Agent-based models (ABMs) and video games, including those taking advantage of virtual reality (VR), have undergone a remarkable parallel evolution, achieving impressive levels of complexity and sophistication. This paper argues that while ABMs prioritize scientific analysis and understanding and VR aims for immersive entertainment, they both simulate artificial worlds and can benefit from closer integration. Coupling both approaches indeed opens interesting possibilities for research and development in various fields, and in particular education, at the heart of the SIMPLE project, an EU-funded project on the development of digital tools for awareness raising on environmental issues.
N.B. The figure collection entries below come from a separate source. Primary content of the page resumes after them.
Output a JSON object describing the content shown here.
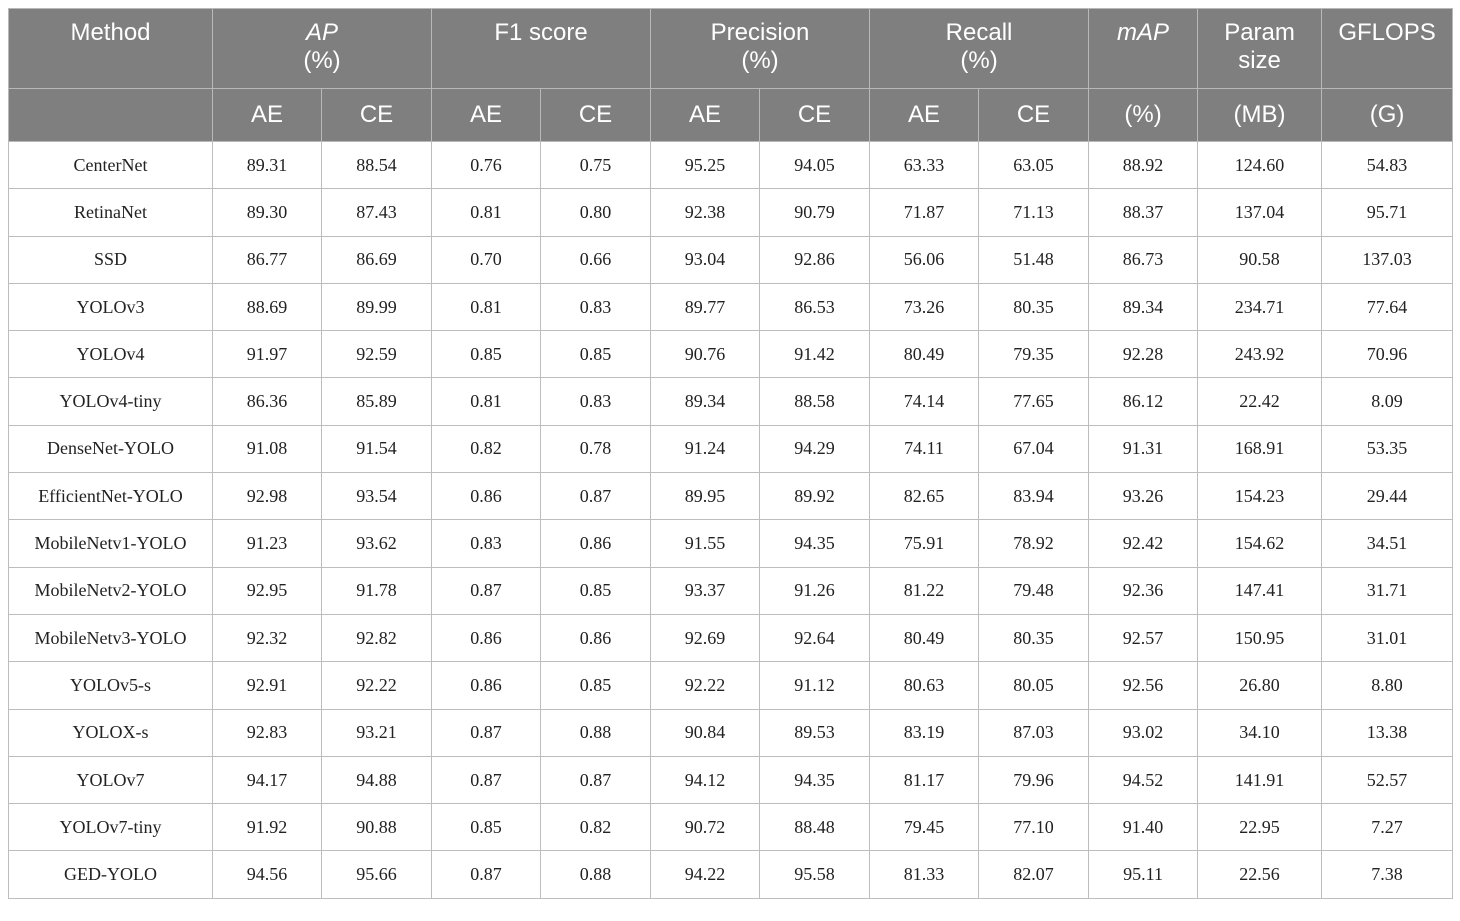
{
  "header": {
    "method": "Method",
    "ap": "AP",
    "ap_unit": "(%)",
    "f1": "F1 score",
    "precision": "Precision",
    "precision_unit": "(%)",
    "recall": "Recall",
    "recall_unit": "(%)",
    "map": "mAP",
    "map_unit": "(%)",
    "param": "Param",
    "param2": "size",
    "param_unit": "(MB)",
    "gflops": "GFLOPS",
    "gflops_unit": "(G)",
    "ae": "AE",
    "ce": "CE"
  },
  "rows": [
    [
      "CenterNet",
      "89.31",
      "88.54",
      "0.76",
      "0.75",
      "95.25",
      "94.05",
      "63.33",
      "63.05",
      "88.92",
      "124.60",
      "54.83"
    ],
    [
      "RetinaNet",
      "89.30",
      "87.43",
      "0.81",
      "0.80",
      "92.38",
      "90.79",
      "71.87",
      "71.13",
      "88.37",
      "137.04",
      "95.71"
    ],
    [
      "SSD",
      "86.77",
      "86.69",
      "0.70",
      "0.66",
      "93.04",
      "92.86",
      "56.06",
      "51.48",
      "86.73",
      "90.58",
      "137.03"
    ],
    [
      "YOLOv3",
      "88.69",
      "89.99",
      "0.81",
      "0.83",
      "89.77",
      "86.53",
      "73.26",
      "80.35",
      "89.34",
      "234.71",
      "77.64"
    ],
    [
      "YOLOv4",
      "91.97",
      "92.59",
      "0.85",
      "0.85",
      "90.76",
      "91.42",
      "80.49",
      "79.35",
      "92.28",
      "243.92",
      "70.96"
    ],
    [
      "YOLOv4-tiny",
      "86.36",
      "85.89",
      "0.81",
      "0.83",
      "89.34",
      "88.58",
      "74.14",
      "77.65",
      "86.12",
      "22.42",
      "8.09"
    ],
    [
      "DenseNet-YOLO",
      "91.08",
      "91.54",
      "0.82",
      "0.78",
      "91.24",
      "94.29",
      "74.11",
      "67.04",
      "91.31",
      "168.91",
      "53.35"
    ],
    [
      "EfficientNet-YOLO",
      "92.98",
      "93.54",
      "0.86",
      "0.87",
      "89.95",
      "89.92",
      "82.65",
      "83.94",
      "93.26",
      "154.23",
      "29.44"
    ],
    [
      "MobileNetv1-YOLO",
      "91.23",
      "93.62",
      "0.83",
      "0.86",
      "91.55",
      "94.35",
      "75.91",
      "78.92",
      "92.42",
      "154.62",
      "34.51"
    ],
    [
      "MobileNetv2-YOLO",
      "92.95",
      "91.78",
      "0.87",
      "0.85",
      "93.37",
      "91.26",
      "81.22",
      "79.48",
      "92.36",
      "147.41",
      "31.71"
    ],
    [
      "MobileNetv3-YOLO",
      "92.32",
      "92.82",
      "0.86",
      "0.86",
      "92.69",
      "92.64",
      "80.49",
      "80.35",
      "92.57",
      "150.95",
      "31.01"
    ],
    [
      "YOLOv5-s",
      "92.91",
      "92.22",
      "0.86",
      "0.85",
      "92.22",
      "91.12",
      "80.63",
      "80.05",
      "92.56",
      "26.80",
      "8.80"
    ],
    [
      "YOLOX-s",
      "92.83",
      "93.21",
      "0.87",
      "0.88",
      "90.84",
      "89.53",
      "83.19",
      "87.03",
      "93.02",
      "34.10",
      "13.38"
    ],
    [
      "YOLOv7",
      "94.17",
      "94.88",
      "0.87",
      "0.87",
      "94.12",
      "94.35",
      "81.17",
      "79.96",
      "94.52",
      "141.91",
      "52.57"
    ],
    [
      "YOLOv7-tiny",
      "91.92",
      "90.88",
      "0.85",
      "0.82",
      "90.72",
      "88.48",
      "79.45",
      "77.10",
      "91.40",
      "22.95",
      "7.27"
    ],
    [
      "GED-YOLO",
      "94.56",
      "95.66",
      "0.87",
      "0.88",
      "94.22",
      "95.58",
      "81.33",
      "82.07",
      "95.11",
      "22.56",
      "7.38"
    ]
  ]
}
However, existing tools often present limitations, including technical complexity, limited functionalities, and lack of interoperability. To address these challenges, we introduce a novel framework for linking GAMA, a popular ABM platform, with Unity, a widely used game engine. This framework enables seamless data exchange, real-time visualization, and user interaction within VR environments, allowing researchers to leverage the strengths of both ABMs and VR for more impactful and engaging simulations. We demonstrate the capabilities of our framework through two prototypes built to highlight its potential in representing and interacting with complex socio-environmental system models. We conclude by emphasizing the importance of continued collaboration between the ABM and VR communities to develop robust, user-friendly tools, paving the way for a new era of collaborative research and immersive experiences in simulations.